Hacker News new | ask | show | jobs
by keithpeter 2733 days ago
Google tells me that this is a fork of FreeBSD from some years ago, and that there is some desktop support and some degree of support for laptops, especially Thinkpads from a few years ago.

Anyone else care to comment?

2 comments

I'v tried it in the past because of Hammer storage (please do not call it fs), hw support at that time was far from good and desktop usability is reasonably low (though not much lower than {Open,Net}BSD) but without counting cluster's hammer by itself it's simply the storage we desperately need.

Think of a zfs log-structured instead of offer only snapshots. This means a complete protection against any accidental delete/overwrite since any write on disk create a new "checkpoint" and with proper file manager integration this means you can "browse history" of your's files and trees like they came from a VCS software.

So I could recover previously saved versions of e.g. a word-processing file? Used to use that back per-millennium on a Novel network with shared drives and it was very useful indeed. I've always wondered why that feature wasn't available in later systems.
Yes and not only, you can see file history, just like commit history in git&c, you can compute diff on-the-fly both for single file and entire trees, you can "undo" last write etc

There is zero filemanager integration, so only manual CLI operation with a UI a bit less comfortable than zfs, encryption have few limitations, physical volume management does not offer "built-in raids implementation" of zfs (but you can create volume on top of any supported raid config), deduplication is a bit resource intensive, replication is not clustered even if you can "mirror" (incremental mirrors included) any volume locally or on a remote machine in a way similar to zfs one...

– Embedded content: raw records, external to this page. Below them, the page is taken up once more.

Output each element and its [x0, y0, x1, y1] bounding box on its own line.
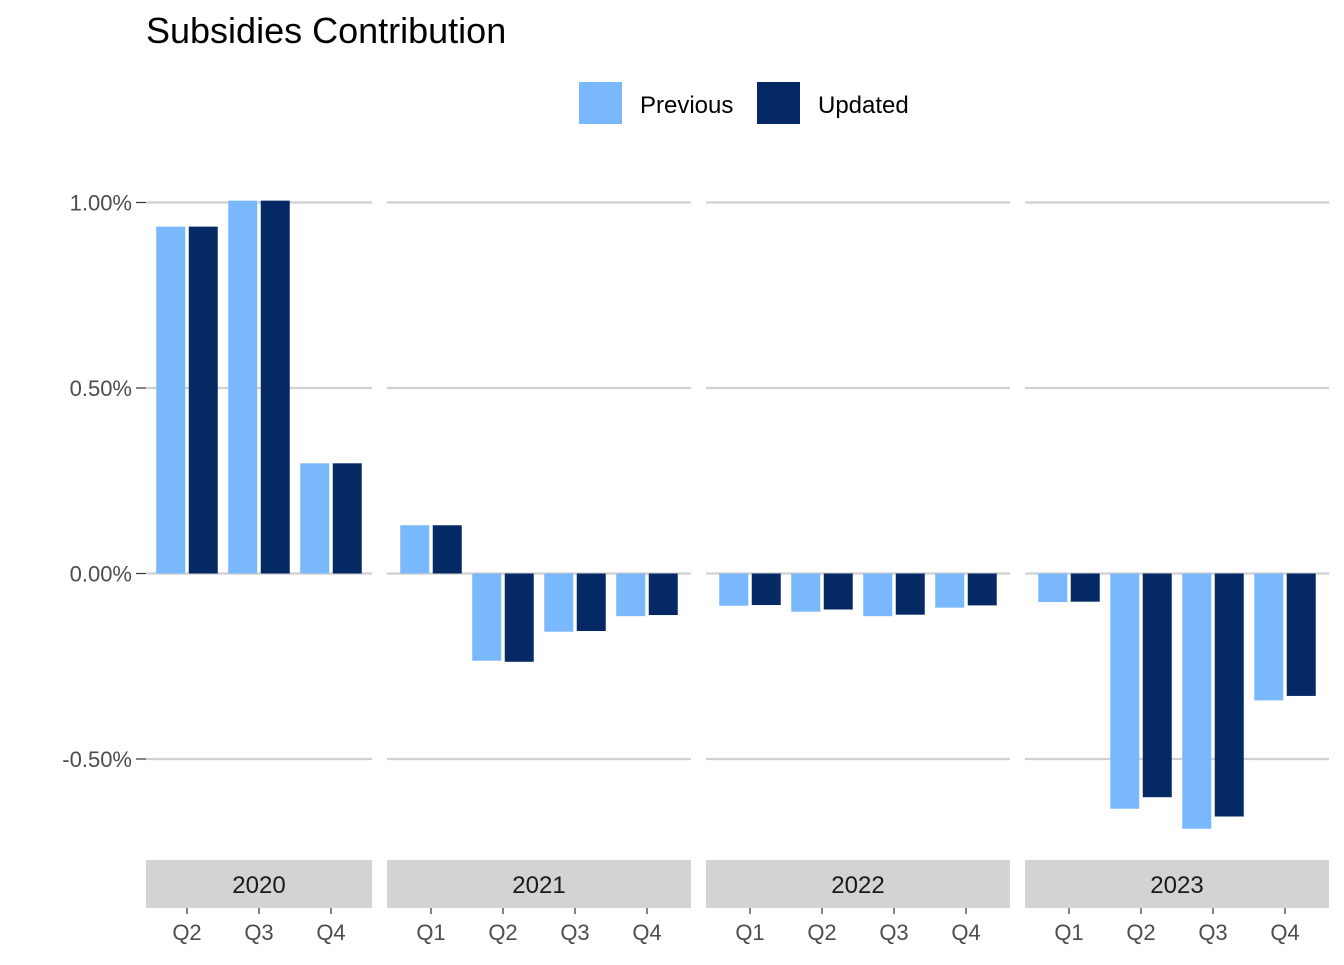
x-tick-label: Q2 [1126, 920, 1155, 945]
facet-panel-2023: 2023 Q1 Q2 Q3 Q4 [1025, 201, 1329, 945]
bar-2022-Q2-previous [791, 573, 821, 612]
facet-strip-label: 2020 [232, 872, 285, 899]
bar-2023-Q4-updated [1286, 573, 1316, 696]
bar-2021-Q4-previous [616, 573, 646, 617]
bar-2023-Q2-previous [1110, 573, 1140, 809]
bar-2022-Q1-previous [719, 573, 749, 606]
x-tick-label: Q1 [416, 920, 445, 945]
legend-key-previous [579, 82, 622, 124]
bar-2022-Q2-updated [823, 573, 853, 610]
legend-key-updated [757, 82, 800, 124]
y-tick-label: -0.50% [62, 747, 132, 772]
x-tick-label: Q3 [879, 920, 908, 945]
legend-label-previous: Previous [640, 92, 733, 119]
bar-2022-Q4-previous [935, 573, 965, 608]
bar-2021-Q2-updated [504, 573, 534, 662]
facet-strip [146, 860, 372, 908]
x-tick-label: Q4 [951, 920, 980, 945]
bar-2023-Q3-updated [1214, 573, 1244, 817]
facet-strip-label: 2023 [1150, 872, 1203, 899]
x-tick-label: Q1 [735, 920, 764, 945]
bar-2023-Q4-previous [1254, 573, 1284, 701]
facet-strip-label: 2022 [831, 872, 884, 899]
x-tick-label: Q3 [560, 920, 589, 945]
bar-2020-Q2-updated [188, 226, 218, 574]
x-tick-label: Q2 [488, 920, 517, 945]
y-tick-label: 0.50% [70, 376, 132, 401]
x-tick-label: Q4 [1270, 920, 1299, 945]
facet-strip-label: 2021 [512, 872, 565, 899]
bar-2020-Q3-previous [228, 200, 258, 574]
bar-2021-Q4-updated [648, 573, 678, 616]
x-tick-label: Q3 [1198, 920, 1227, 945]
bar-2020-Q4-updated [332, 463, 362, 574]
bar-2022-Q4-updated [967, 573, 997, 606]
x-tick-label: Q4 [632, 920, 661, 945]
bar-2022-Q3-previous [863, 573, 893, 617]
bar-2021-Q2-previous [472, 573, 502, 661]
bar-2023-Q3-previous [1182, 573, 1212, 829]
facet-panels: 2020 Q2 Q3 Q4 2021 Q1 Q2 Q3 Q4 2022 Q1 Q2 Q3 Q4 2023 Q1… [146, 200, 1329, 945]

Essentially is a zfs with a raw and a bit less intuitive UI with logfs and few nice extras.

> deduplication is a bit resource intensive

That's true everywhere, outside specialized hardware offload.

Yep, I mean compared to zfs live dedup it use less ram but generate an I/O load similar to a full resilvering... In that sense from my point of view it's "intensive", however consider that I only play with it, I do not have a solid idea on how it can be in real world scenarios...
I think in those days it was simple filename versioning (VMS had it in the 1980s) and not based on diffs or COW.
This is all accurate. It's a FreeBSD 4 fork that targets amd64 exclusively. (The latest FreeBSD release is 12.0.)

That's not to say it is stale or anything like that; the BSDs share quite a bit of code heavily thanks to the license. And DFBSD has some novel things that FreeBSD does not have: in particular the SMP model is still distinct; they have the novel HAMMER filesystem, which no other operating system has; and they lead FreeBSD on DRM graphics drivers porting from Linux and non-uniform NUMA support (i.e., Threadripper 2990WX). There are certainly other things I am forgetting or simply don't know about; I develop FreeBSD and don't use Dragonfly myself.